As the boat moved forward, they spotted more of the sky islands.
“The flying islands are for the cream of society, as you’d expect,” Farrah continued. “Big name adventurers, long-standing adventuring families and aristocrats, which are usually the same thing. Any family that becomes known for producing good adventurers usually finds itself inducted into the nobility. Any noble house without some good adventurers will find itself falling into obscurity sooner or later.”
“Where do the Magic Society and Adventure Society fit in?” Jason asked.
“The Magic Society has the second-largest sky island in Rimaros, right after the royal palace. The Storm King is a gold-ranker, which you have to be before they’ll let you take the throne. Most nations shield their royalty and bring them up with cores, but that disqualifies you from becoming monarch here. All the potential heirs from every branch of the royal family are adventurers trying to prove themselves. Not just in monster fighting but statecraft, diplomacy, administration. It's a decades-long contest until the current monarch is satisfied, chooses an heir and steps down.”
“So, the Hurricane Princess is just one of many.”
“Yes, although the designated frontrunners are always the children of the current monarch. The Hurricane Princess is the title given to the firstborn daughter and the Storm Prince to the firstborn son. At least, the firstborn ones that are competing. Many royals bow out from the start, preferring to be adventurers or magical researchers or join a church.”

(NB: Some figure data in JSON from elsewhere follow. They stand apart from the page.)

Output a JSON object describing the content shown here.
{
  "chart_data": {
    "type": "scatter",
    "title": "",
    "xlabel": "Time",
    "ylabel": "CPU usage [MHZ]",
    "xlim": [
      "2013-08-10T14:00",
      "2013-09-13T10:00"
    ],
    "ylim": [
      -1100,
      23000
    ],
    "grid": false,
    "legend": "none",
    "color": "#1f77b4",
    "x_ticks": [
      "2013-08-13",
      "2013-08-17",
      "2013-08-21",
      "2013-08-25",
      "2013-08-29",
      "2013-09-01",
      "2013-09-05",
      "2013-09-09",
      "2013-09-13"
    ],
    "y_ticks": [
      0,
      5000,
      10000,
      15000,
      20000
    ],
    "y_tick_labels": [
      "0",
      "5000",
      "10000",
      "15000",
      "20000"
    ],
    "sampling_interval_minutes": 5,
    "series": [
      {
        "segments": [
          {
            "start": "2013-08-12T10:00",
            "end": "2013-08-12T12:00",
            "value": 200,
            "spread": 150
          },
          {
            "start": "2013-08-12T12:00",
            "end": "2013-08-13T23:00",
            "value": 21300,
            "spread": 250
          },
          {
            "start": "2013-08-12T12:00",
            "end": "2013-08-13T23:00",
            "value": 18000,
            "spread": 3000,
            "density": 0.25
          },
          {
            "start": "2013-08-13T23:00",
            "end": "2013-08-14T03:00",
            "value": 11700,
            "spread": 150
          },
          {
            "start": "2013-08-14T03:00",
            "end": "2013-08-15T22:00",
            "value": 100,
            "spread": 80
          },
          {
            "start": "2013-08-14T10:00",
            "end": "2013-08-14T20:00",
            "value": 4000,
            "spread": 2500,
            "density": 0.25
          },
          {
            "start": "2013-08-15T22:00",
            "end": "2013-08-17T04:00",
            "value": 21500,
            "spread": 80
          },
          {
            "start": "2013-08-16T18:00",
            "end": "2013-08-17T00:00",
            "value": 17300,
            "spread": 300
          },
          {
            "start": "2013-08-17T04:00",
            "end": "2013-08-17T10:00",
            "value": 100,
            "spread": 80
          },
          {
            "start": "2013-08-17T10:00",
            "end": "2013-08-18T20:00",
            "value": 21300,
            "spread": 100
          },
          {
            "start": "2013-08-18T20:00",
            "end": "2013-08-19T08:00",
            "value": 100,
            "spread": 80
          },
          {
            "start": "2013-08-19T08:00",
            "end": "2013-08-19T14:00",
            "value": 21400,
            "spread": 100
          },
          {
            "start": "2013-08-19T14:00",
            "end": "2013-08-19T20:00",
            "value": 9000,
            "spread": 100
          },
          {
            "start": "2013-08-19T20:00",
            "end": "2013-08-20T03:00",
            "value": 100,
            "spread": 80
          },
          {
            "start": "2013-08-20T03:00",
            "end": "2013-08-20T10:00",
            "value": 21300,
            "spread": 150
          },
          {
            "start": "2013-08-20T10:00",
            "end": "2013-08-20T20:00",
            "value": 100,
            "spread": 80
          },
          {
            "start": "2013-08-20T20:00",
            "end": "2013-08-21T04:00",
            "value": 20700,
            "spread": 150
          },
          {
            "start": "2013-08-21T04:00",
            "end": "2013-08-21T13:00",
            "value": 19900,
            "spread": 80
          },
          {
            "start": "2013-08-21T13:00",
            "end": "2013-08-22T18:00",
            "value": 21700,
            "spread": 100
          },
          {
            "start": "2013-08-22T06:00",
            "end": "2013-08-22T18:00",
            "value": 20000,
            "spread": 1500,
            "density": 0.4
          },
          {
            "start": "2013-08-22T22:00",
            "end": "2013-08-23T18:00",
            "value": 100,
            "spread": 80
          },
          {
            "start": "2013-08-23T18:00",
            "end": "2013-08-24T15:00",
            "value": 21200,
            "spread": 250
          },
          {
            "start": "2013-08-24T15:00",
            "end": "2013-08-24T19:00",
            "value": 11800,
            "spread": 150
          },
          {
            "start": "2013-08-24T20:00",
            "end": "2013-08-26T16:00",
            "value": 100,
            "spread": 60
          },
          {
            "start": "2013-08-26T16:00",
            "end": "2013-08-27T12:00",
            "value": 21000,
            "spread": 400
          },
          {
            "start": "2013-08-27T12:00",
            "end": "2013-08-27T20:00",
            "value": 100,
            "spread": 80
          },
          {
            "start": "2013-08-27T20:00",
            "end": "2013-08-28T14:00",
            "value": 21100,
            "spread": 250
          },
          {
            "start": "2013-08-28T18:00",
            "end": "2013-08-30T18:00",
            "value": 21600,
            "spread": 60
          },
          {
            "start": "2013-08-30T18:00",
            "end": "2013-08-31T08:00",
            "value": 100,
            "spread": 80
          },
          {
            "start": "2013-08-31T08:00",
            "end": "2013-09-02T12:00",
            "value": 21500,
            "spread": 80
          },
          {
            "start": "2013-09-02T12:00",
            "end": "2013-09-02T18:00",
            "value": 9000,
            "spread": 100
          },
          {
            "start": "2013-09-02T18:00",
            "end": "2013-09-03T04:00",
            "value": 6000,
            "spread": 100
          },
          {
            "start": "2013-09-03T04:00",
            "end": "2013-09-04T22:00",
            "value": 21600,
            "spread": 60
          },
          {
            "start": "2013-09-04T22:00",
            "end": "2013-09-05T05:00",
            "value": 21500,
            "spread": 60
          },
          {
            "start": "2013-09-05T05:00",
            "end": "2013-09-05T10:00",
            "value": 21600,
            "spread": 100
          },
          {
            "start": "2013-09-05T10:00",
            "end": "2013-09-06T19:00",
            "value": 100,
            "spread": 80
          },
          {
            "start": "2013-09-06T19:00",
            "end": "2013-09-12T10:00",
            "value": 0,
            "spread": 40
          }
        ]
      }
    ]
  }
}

“They aren’t looked down on for that?”
“Not so long as whatever they do, they excel. There's no shortage of people vying for the crown, so any path that brings prestige to the royal house is acceptable."
“And whoever wins, the king just steps down?”
“Or the queen, yes. Voluntary surrender of the throne is a cornerstone of their society. Besides, there are rumours of some diamond-rank ancestor quietly watching over things from behind who would step in if any of his descendants got power-hungry.”
“Sure,” Jason said, “but I bet every decent-sized country in the world has pretty much the same rumour.”
“Just about,” Farrah said with a laugh.
“I think we can happily stay out of that mess,” Jason said. “I don’t anticipate bumping into Zara.”
“The Hurricane Princess.”
“Oh, it’s Zara, is it?”
“Come on, I met her twice.”
“Did you give her any baked goods?”
“What’s that got to do with anything?” Jason asked, avoiding Farrah’s gaze. Then he changed the subject.
“Hey, you didn’t talk about the Adventure Society,” Jason said.
“They've claimed what amount to dominion over one of the natural islands. They're a largely independent district within Rimaros where all the shops and services for the rich and powerful are concentrated. They also have the main entertainment quarter, most of the magical trade and the second-largest skyship port.”
“Skyships?” Jason said, perking up. “I just remembered; this thing can fly. I’ve just never had it somewhere with enough magical density before. I’ll have to shrink the size for the flying form, but still.”
Jason hung his head. “I guess I’ll wait until we’re leaving. A regular boat is less attention-grabbing than a flying cloud boat.”
“Yes, it is,” Farrah said. “You’ll have plenty of time to play with your boat later.”
Jason blinked and then broke out in a happy grin.
“I will, won’t I? No Network alternately trying to kidnap me or leech off me. No gold-rankers hunting me down. Just good, old-fashioned adventuring.”